Disadvantages of 8051 Microcontroller Interrupt

• The number of interrupt sources that can be supported is limited by the 8051 microcontroller’s two external interrupt pins (INT0 and INT1).
• The 8051’s interrupt priority cannot be dynamically adjusted; it is fixed. This could render handling several interruption sources with different priorities difficult.
• Variations in the microcontroller’s response time to an interrupt might affect real-time applications where reliable and consistent response times are essential.
• Careful programming is necessary to prevent unexpected behavior while handling interrupts, particularly when working with nested interruptions or crucial portions.
• Since the 8051 lacks vectored interrupts, unlike some other modern microcontrollers, it is required to manually examine interrupt flags in order to identify the interrupt’s source.

Conclusion

The 8051 Microcontroller has the ability to handle interrupts both external as well as internal interrupts. This helps the microcontroller to interface with the external peripherals devices and can be used for real time applications. These interrupts increase the productivity of the microcontroller and can be used for various purposes. interrupts are essential to the operation of 8051 microcontrollers because they give the processor a way to react to outside events quickly and without the need for continuous polling. They improve system efficiency by enabling the microcontroller to manage several tasks at once. Because of their capacity to manage a variety of interrupt sources and prioritize tasks, 8051 microcontrollers provide an adaptable platform for embedded systems, which makes them ideal for applications that demand multitasking and real-time responsiveness. Comprehending and executing interrupt-driven programming efficiently is imperative to fully utilize 8051 microcontrollers in diverse electronic uses.

FAQs on Microcontrollers – 8051 Interrupts

How does 8051 Prioritize interrupt?

The priority in 8051 interrupt is based on their sources. External interrupts have higher priority as compared to internal interrupts like timer and serial and needs to be serviced first.

What is the role of the interrupt Service Routine (ISR) in handling 8051 Interrupt?

The 8051 microcontroller’s ISR (Interrupt Service Routine) deals with particular interrupt occurrences. It facilitates an efficient response to external events by handling context switching, handling the interrupt, clearing flags, updating system state, restoring context, and guaranteeing a smooth return to the main program.

What are the limitations of Vector Address Table?

The fixed size and restricted amount of interrupt vectors of the 8051 microcontroller’s Interrupt Vector Table (IVT) are two of its drawbacks.

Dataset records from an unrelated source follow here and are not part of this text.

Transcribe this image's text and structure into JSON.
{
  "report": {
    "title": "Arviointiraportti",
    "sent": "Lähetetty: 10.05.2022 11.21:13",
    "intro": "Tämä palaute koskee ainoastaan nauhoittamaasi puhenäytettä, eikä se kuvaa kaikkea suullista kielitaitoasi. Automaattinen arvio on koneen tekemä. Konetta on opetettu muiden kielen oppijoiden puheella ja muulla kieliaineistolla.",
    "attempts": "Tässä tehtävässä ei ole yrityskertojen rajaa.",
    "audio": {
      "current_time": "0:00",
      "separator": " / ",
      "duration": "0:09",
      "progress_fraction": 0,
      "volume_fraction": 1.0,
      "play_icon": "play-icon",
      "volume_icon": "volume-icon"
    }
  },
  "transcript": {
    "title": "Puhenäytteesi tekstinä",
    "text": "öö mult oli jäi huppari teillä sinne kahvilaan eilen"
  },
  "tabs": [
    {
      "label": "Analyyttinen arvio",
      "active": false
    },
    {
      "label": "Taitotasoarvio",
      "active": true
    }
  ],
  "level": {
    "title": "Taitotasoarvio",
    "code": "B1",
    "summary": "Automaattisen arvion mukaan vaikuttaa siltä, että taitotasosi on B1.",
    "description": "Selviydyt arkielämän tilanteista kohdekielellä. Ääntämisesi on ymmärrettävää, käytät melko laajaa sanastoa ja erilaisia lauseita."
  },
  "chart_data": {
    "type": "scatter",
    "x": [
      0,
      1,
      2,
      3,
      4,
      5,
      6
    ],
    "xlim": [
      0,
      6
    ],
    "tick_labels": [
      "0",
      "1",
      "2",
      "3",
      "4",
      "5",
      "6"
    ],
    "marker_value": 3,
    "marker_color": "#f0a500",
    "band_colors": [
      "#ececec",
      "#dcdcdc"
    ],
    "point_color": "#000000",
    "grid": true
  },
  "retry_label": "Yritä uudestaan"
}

Only five interrupt sources are usually supported by the original 8051 architecture, and it can be difficult to modify the IVT to support more sources or dynamically alter the vector addresses.

This restriction may be problematic in situations where a system needs more interrupts than what is allotted or where handling interrupts with flexibility is essential. To overcome these constraints, more sophisticated interrupt handling techniques are frequently provided by modern microcontrollers.